Юнги был в ярости. Он несколько раз порывался пойти к Чону, но сдерживался, а когда всё-таки осмелился — встретил возле его покоев ту самую придворную даму. Она поправила волосы и обворожительно усмехнулась Мину, а тот почувствовал, как подавился чувством её превосходства. Красива и невероятно изящна. Разве Юнги годится ей в подмётки? Он проследил за тем, как она вошла к королю, и, невзирая на слуг, тут же упал на пол, чувствуя, что такое предательство уже становится привычкой. Чон Хосок ничего не обещал ему, но в груди клокотала ярость. Он не хотел, чтобы ещё кто-то мог почувствовать всю нежность мягких прикосновений короля, но мог только бессильно рычать и биться затылком об стену, не внимая чужим рукам слуг, которые пугливо наблюдали за нарастающей истерикой.
— Думаешь, имеешь право ревновать?
— Думаю, что дело не в ревности, — Юнги прошипел, отвечая на вопрос, заданный Хосоком в саду.
Мин подорвался и поспешил к двери, отталкивая слуг, стал пронзительно верещать, когда стражники оттолкнули его на пол, поднялся.
— Отошли, — зарычал низким голосом, видя нерешительность в глазах слуг.
— Господин… — начал было один из стражников, но Юнги неожиданно бросился вперёд, пытаясь вытащить его меч из ножен, но его только грубо оттолкнули к стене, заставляя истерично взвизгнуть.

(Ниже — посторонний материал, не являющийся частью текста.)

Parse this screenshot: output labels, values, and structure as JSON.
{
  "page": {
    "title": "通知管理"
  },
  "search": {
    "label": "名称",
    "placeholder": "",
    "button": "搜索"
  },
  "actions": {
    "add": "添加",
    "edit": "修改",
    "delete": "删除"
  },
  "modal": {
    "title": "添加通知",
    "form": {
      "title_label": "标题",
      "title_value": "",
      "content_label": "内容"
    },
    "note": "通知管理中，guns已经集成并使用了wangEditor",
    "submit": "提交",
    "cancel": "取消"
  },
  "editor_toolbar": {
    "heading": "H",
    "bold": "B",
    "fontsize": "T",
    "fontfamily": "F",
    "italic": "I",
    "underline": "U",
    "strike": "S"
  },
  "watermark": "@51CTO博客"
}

Юнги так плохо ещё не было.
Предательство. Его предали все, кому он только мог довериться.
Горячие слёзы бурлили под кожей, принц пытался сдержаться, чтобы не позориться перед двумя стражниками и одним слугой придворной дамы, но обмяк и свалился на пол, начал тереть закрытые глаза, когда из покоев послышался слишком громкий, показушный смех девушки.
Юнги поднялся на ноги и под нечитаемые взгляды слуг побрёл по коридору, направляясь к себе. Как же его достали эти неопределённость и упрямство Хосока, который звал к себе, гладил, давал надежду, а потом отталкивал, топча все внутренности Мина, разрывая его мир на части, заставляя глотать слёзы обиды. Принц нашёл небольшой клинок, который хранил среди своих вещей самозащиты ради и, влив в себя два бокала вина, твёрдо пошёл к королю, пряча кинжал в рукаве широкой белой рубахи. Он шаркал ногами, чувствуя тошноту из-за вина, выпитого на голодный желудок.
Стражники всё так же нерушимо стояли, а когда Юнги подошёл к ним — и не шелохнулись. Мин подошёл к ним слишком близко.
— Хосок, — крикнул Юнги, свободной рукой пытаясь вытереть слюну, размазанную по губам. Он ещё раз истошно завопил, зовя короля, но в ответ послышалась такая же звенящая тишина. Юнги надоело. Он незаметно вытащил кинжал и, воспользовавшись эффектом неожиданности, без колебаний всадил его в шею одному из двух мужчин, безразлично уставившись на то, как пятна крови проявились на белой ткани его одеяния, а второй стражник приложил свой меч к горлу Мина. Юнги так же беспристрастно наклонился, чтобы вытащить клинок из шеи и уставился на перепуганного стражника. Слуга придворной дамы убежал, и Юнги понял, что у него мало времени.
— Ты ведь понимаешь, что, если тронешь меня — умрёшь, — сладко протянул Мин, безумно улыбаясь, обнажая дёсны.